И тут же правишь: значит, ни к чему —

чем ближе Бог, тем неисповедимей

пути и правды. Легион — им имя.

Их русла наполняют Леты тьму.


 

И августу по темным руслам трав

вот так же течь и становиться гуще,

пока он имя, запахи и сущность

не исчерпает, в осени пропав

и все-таки себя продолжив в ней.

И осень так сама впадает в зиму.

Так близишься к своей неумолимой,

незыблемой последней тишине…


 

Питерское

Здесь пришлый я, здесь вечер желт и желчен,

с усталым, воскового цвета ликом.

В слепых дворах, как в раковинах жемчуг,

как на погостах сонных землянику,

взрастило время свой туманный город,

в котором не сыскать покоя ветру.

Здесь первый встречный мне без разговора,

в глаза взглянув, протянет сигарету.

И мы закурим, ежась от прохлады,

смешав два едких дыма ожиданья,

и зыбкой болью тронет анфилады

заброшенных дворов, щербатых зданий.

И я пойму, я вспомню, что не вовсе,

не вовсе чужд был этой из-под спуда

сквозящей боли. Сыворотку вёсен,

ночей животворящие простуды

по вдоху, по глотку цежу, по капле,

заслушавшись дождя глухою гаммой.

И, видит Бог, один бы был — заплакал.

Конечно же, от дыма… Пусть богами

ручаться, знаю, гибельное дело,

но в этой нервной музыке есть что-то,

что даже нашим слухом неумелым

расслышать можно. Чуткое болото

качнется под мощеным переулком,

ведя меня по выступившей жиже

туда, где всадник, спетый медью гулкой,

взнуздал коня. И я тогда увижу,

как на Сенатской, погруженной в глянец

непрочного небесного нефрита,

кругами бродит хмурый итальянец,

ворча на грубость камня: «Нон-финито».

И снова дождь, и музыка, и что-то

в ней чуждое мишурным переменам,

и вновь вода слой свежей позолоты

смывает напрочь, чтоб дышалось стенам…

* * *

С отчаяньем последних бунтарей

из всех прорех небесного ковчега

сквозит, сквозит, кромсая свет, борей.

Был человек — не стало человека.

Ты галочку поставишь, не застав

кого-то, кто в забытом захолустье

знал бормотанья ветра наизусть и

озябшим горлом пробовал состав

бессвязной этой речи — череду

фонем, лакун, глаголов, отрицаний,

заговорить пытаясь черноту,

гремящую навстречу.
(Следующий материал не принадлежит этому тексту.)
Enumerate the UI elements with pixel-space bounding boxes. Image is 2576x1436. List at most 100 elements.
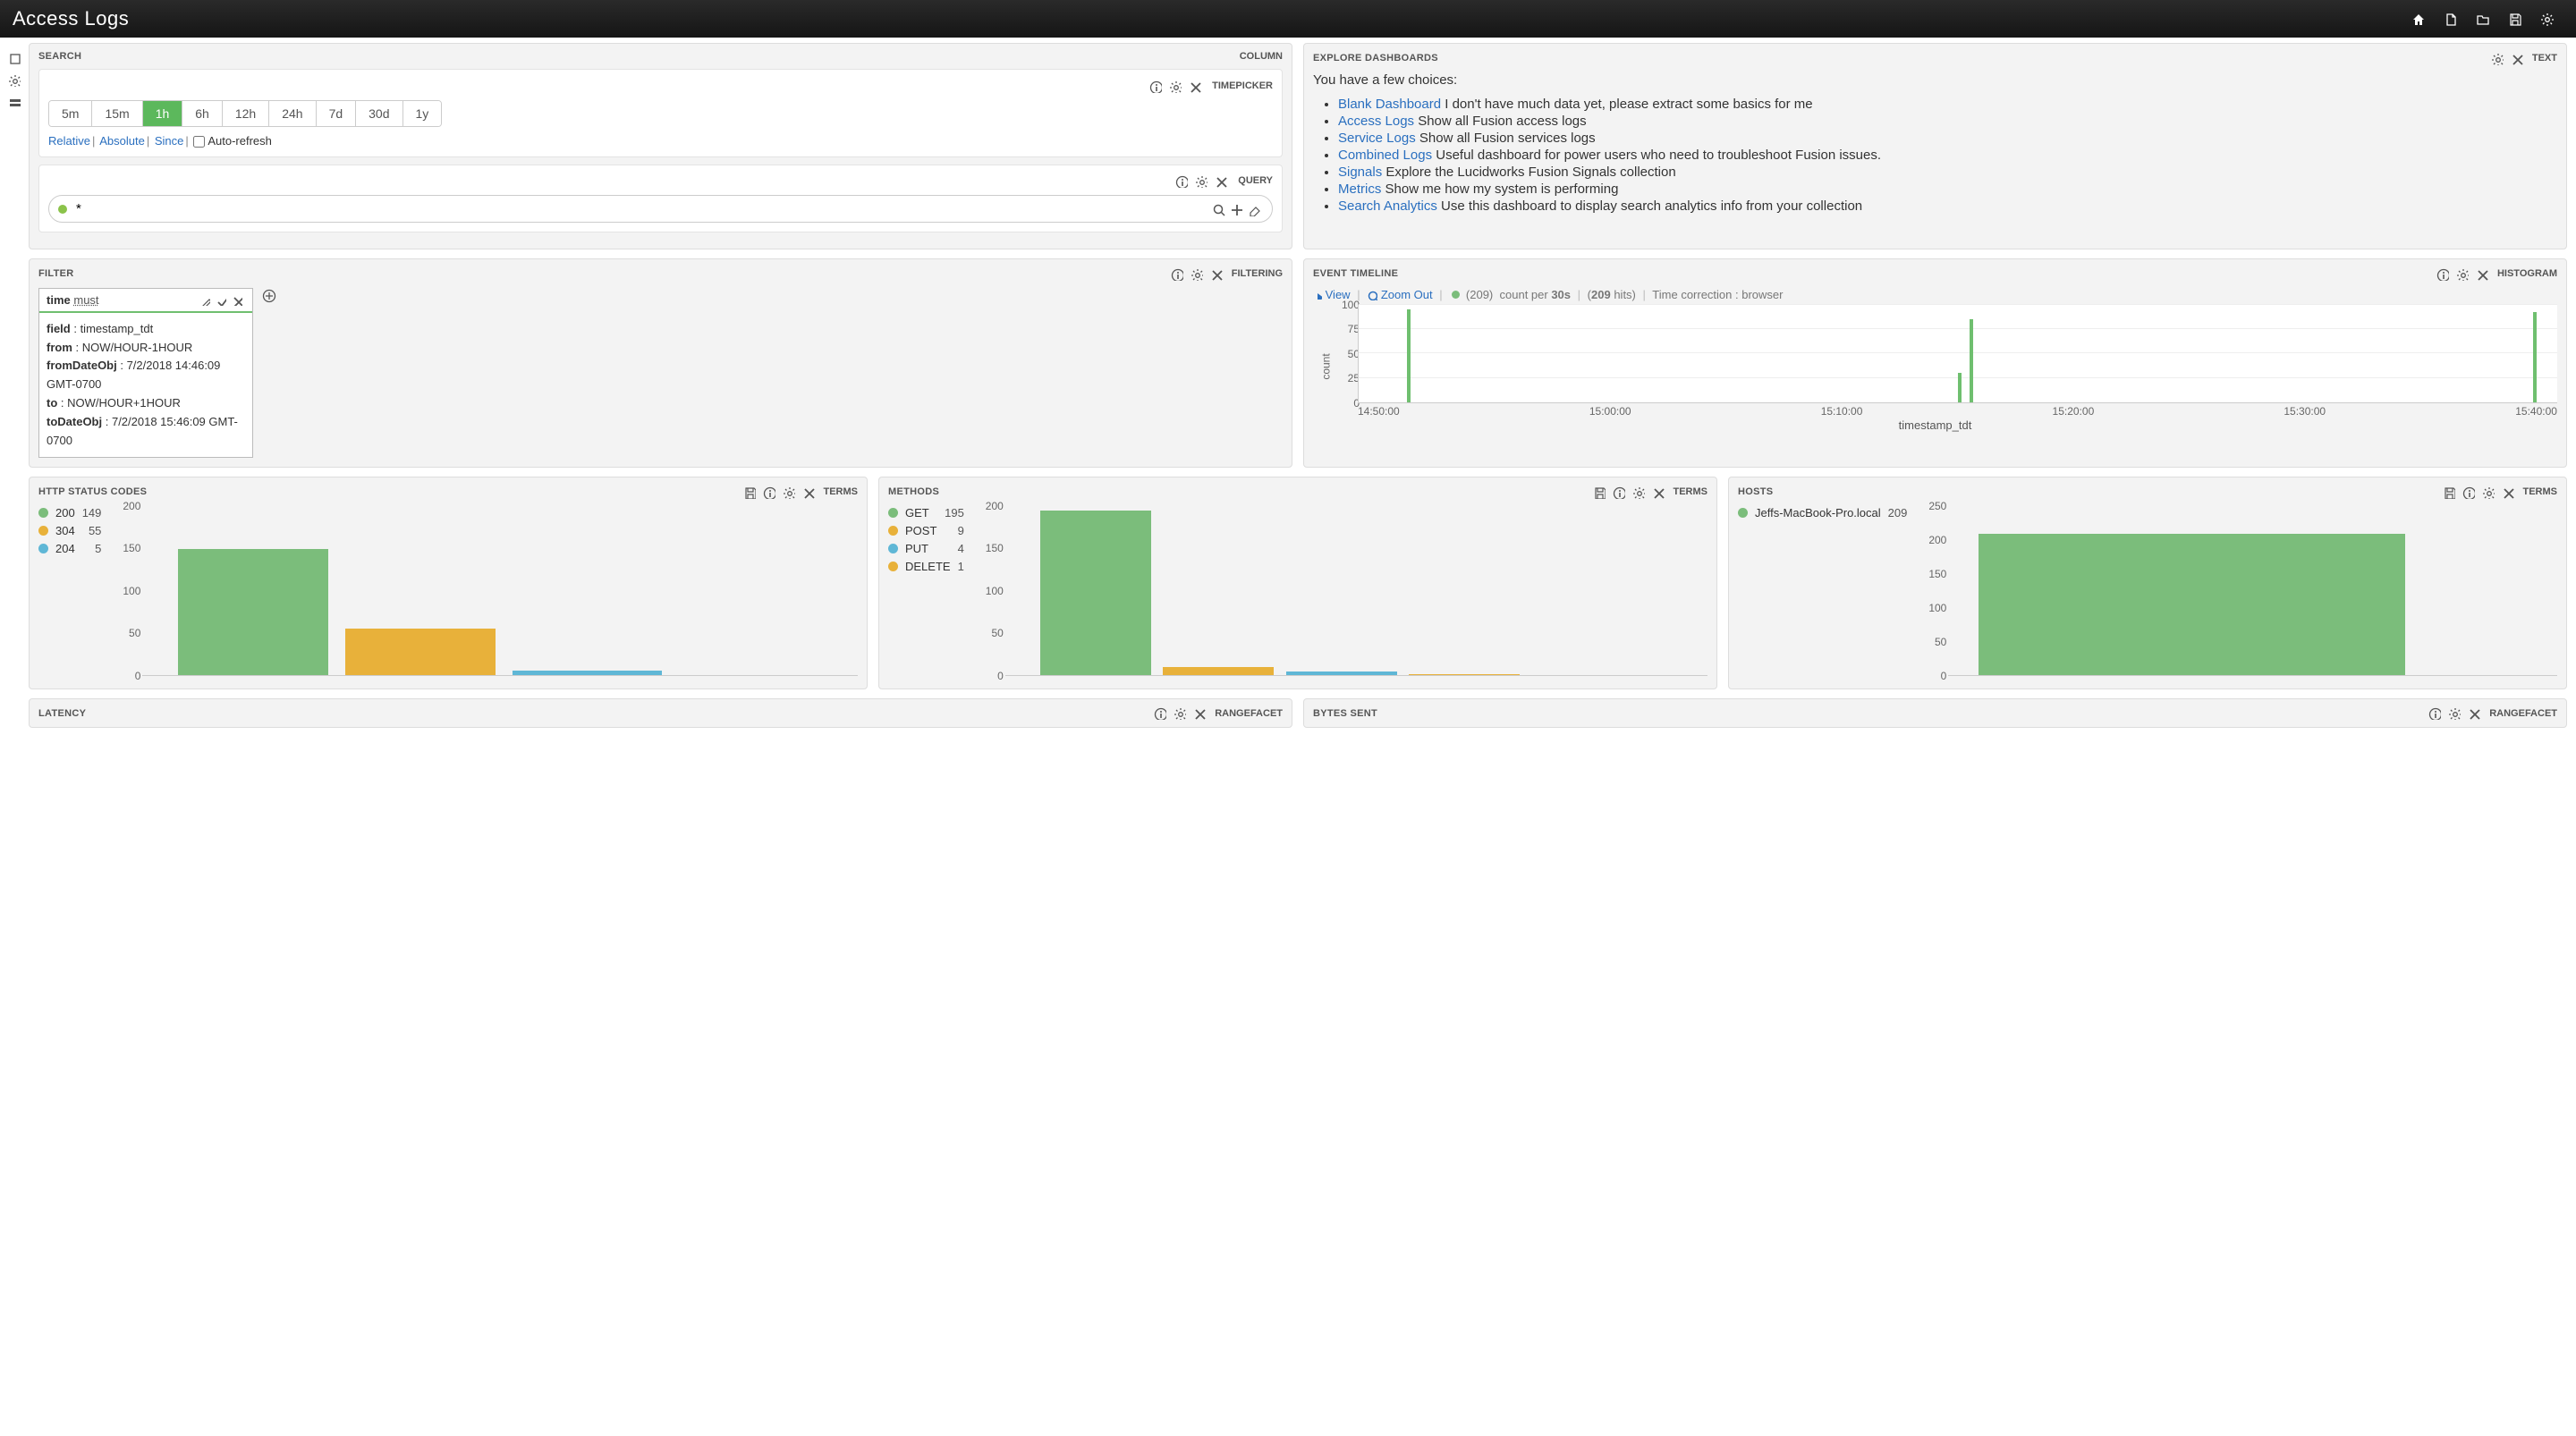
hosts-panel: HOSTS TERMS Jeffs-MacBook-Pro.local209 2… [1728,477,2567,689]
topbar: Access Logs [0,0,2576,38]
info-icon[interactable] [1146,79,1165,93]
row-settings-icon[interactable] [0,68,29,89]
add-filter-icon[interactable] [262,288,276,303]
http-chart[interactable]: 200150100500 [112,506,858,680]
settings-icon[interactable] [2531,11,2563,26]
hosts-chart[interactable]: 250200150100500 [1918,506,2557,680]
close-icon[interactable] [1190,706,1209,721]
dashboard-link[interactable]: Metrics [1338,182,1381,197]
panel-type-label: HISTOGRAM [2497,268,2557,279]
timeline-chart[interactable]: count 1007550250 14:50:0015:00:0015:10:0… [1313,305,2557,428]
legend-item[interactable]: DELETE1 [888,560,964,573]
info-icon[interactable] [2459,485,2479,499]
time-range-1h[interactable]: 1h [143,101,183,126]
facet-bar[interactable] [1409,674,1520,675]
info-icon[interactable] [759,485,779,499]
time-range-24h[interactable]: 24h [269,101,316,126]
facet-bar[interactable] [1163,667,1274,675]
legend-item[interactable]: Jeffs-MacBook-Pro.local209 [1738,506,1907,519]
home-icon[interactable] [2402,11,2435,26]
relative-link[interactable]: Relative [48,134,90,148]
close-icon[interactable] [2464,706,2484,721]
gear-icon[interactable] [2453,266,2472,281]
expand-row-icon[interactable] [0,46,29,68]
dashboard-link[interactable]: Signals [1338,165,1382,180]
info-icon[interactable] [1167,266,1187,281]
close-icon[interactable] [2507,51,2527,65]
clear-query-icon[interactable] [1245,202,1263,216]
explore-intro: You have a few choices: [1313,72,2557,88]
close-icon[interactable] [2472,266,2492,281]
save-icon[interactable] [1589,485,1609,499]
histogram-bar[interactable] [1970,319,1973,402]
edit-filter-icon[interactable] [197,293,213,306]
facet-bar[interactable] [178,549,328,675]
methods-chart[interactable]: 200150100500 [975,506,1707,680]
gear-icon[interactable] [2479,485,2498,499]
close-icon[interactable] [2498,485,2518,499]
info-icon[interactable] [1150,706,1170,721]
info-icon[interactable] [2433,266,2453,281]
dashboard-link[interactable]: Combined Logs [1338,148,1432,163]
search-icon[interactable] [1209,202,1227,216]
gear-icon[interactable] [779,485,799,499]
info-icon[interactable] [2425,706,2445,721]
time-range-15m[interactable]: 15m [92,101,142,126]
time-range-5m[interactable]: 5m [49,101,92,126]
histogram-bar[interactable] [1958,373,1962,402]
facet-bar[interactable] [1979,534,2404,675]
dashboard-link[interactable]: Blank Dashboard [1338,97,1441,112]
x-tick: 15:30:00 [2284,405,2326,418]
gear-icon[interactable] [1629,485,1648,499]
gear-icon[interactable] [1191,174,1211,189]
time-range-12h[interactable]: 12h [223,101,269,126]
legend-item[interactable]: 30455 [38,524,101,537]
histogram-bar[interactable] [2533,312,2537,401]
histogram-bar[interactable] [1407,309,1411,402]
panel-type-label: RANGEFACET [1215,708,1283,719]
open-folder-icon[interactable] [2467,11,2499,26]
dashboard-link[interactable]: Service Logs [1338,131,1416,146]
save-icon[interactable] [2499,11,2531,26]
close-icon[interactable] [799,485,818,499]
legend-item[interactable]: GET195 [888,506,964,519]
remove-filter-icon[interactable] [229,293,245,306]
time-range-1y[interactable]: 1y [403,101,442,126]
query-input[interactable] [76,199,1209,218]
status-dot-icon [58,205,67,214]
info-icon[interactable] [1172,174,1191,189]
facet-bar[interactable] [1040,511,1151,675]
facet-bar[interactable] [513,671,663,675]
gear-icon[interactable] [1187,266,1207,281]
gear-icon[interactable] [2487,51,2507,65]
facet-bar[interactable] [1286,672,1397,675]
gear-icon[interactable] [1165,79,1185,93]
autorefresh-checkbox[interactable] [193,136,205,148]
close-icon[interactable] [1211,174,1231,189]
time-range-7d[interactable]: 7d [317,101,357,126]
new-file-icon[interactable] [2435,11,2467,26]
save-icon[interactable] [740,485,759,499]
since-link[interactable]: Since [155,134,184,148]
dashboard-link[interactable]: Access Logs [1338,114,1414,129]
legend-item[interactable]: POST9 [888,524,964,537]
facet-bar[interactable] [345,629,496,675]
absolute-link[interactable]: Absolute [99,134,145,148]
gear-icon[interactable] [1170,706,1190,721]
add-query-icon[interactable] [1227,202,1245,216]
row-layout-icon[interactable] [0,90,29,112]
info-icon[interactable] [1609,485,1629,499]
gear-icon[interactable] [2445,706,2464,721]
legend-item[interactable]: PUT4 [888,542,964,555]
apply-filter-icon[interactable] [213,293,229,306]
legend-item[interactable]: 2045 [38,542,101,555]
time-range-30d[interactable]: 30d [356,101,402,126]
save-icon[interactable] [2439,485,2459,499]
time-range-6h[interactable]: 6h [182,101,223,126]
legend-item[interactable]: 200149 [38,506,101,519]
dashboard-link[interactable]: Search Analytics [1338,199,1437,214]
close-icon[interactable] [1648,485,1668,499]
close-icon[interactable] [1185,79,1205,93]
zoom-out-link[interactable]: Zoom Out [1381,288,1433,301]
close-icon[interactable] [1207,266,1226,281]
Но лица не

закроешь, не упрячешь от нее.

И чье-то место в сквере, под листвою,

что треплет ветер, тут же пустотою

затянется. И нитями тенёт

рачительный вселенский арахнид

вновь примется латать худые сферы.

Вчерашний воздух даже хоронить

не требуется вовсе. Веры, веры! —

почуяв человеческое вдруг

в самом себе, заладит ветер, роя

кромешный свет с летучей мошкарою,

очерчивая свой бессчетный круг:

больничный сквер, часовня и погост,

и присный рай у пристани рыбацкой,

где тихий постоялец, грустный гость,

борею доверяя все по-братски,

рассказывал себя. В какую тьму

сметен он в одночасье? — нет ответа.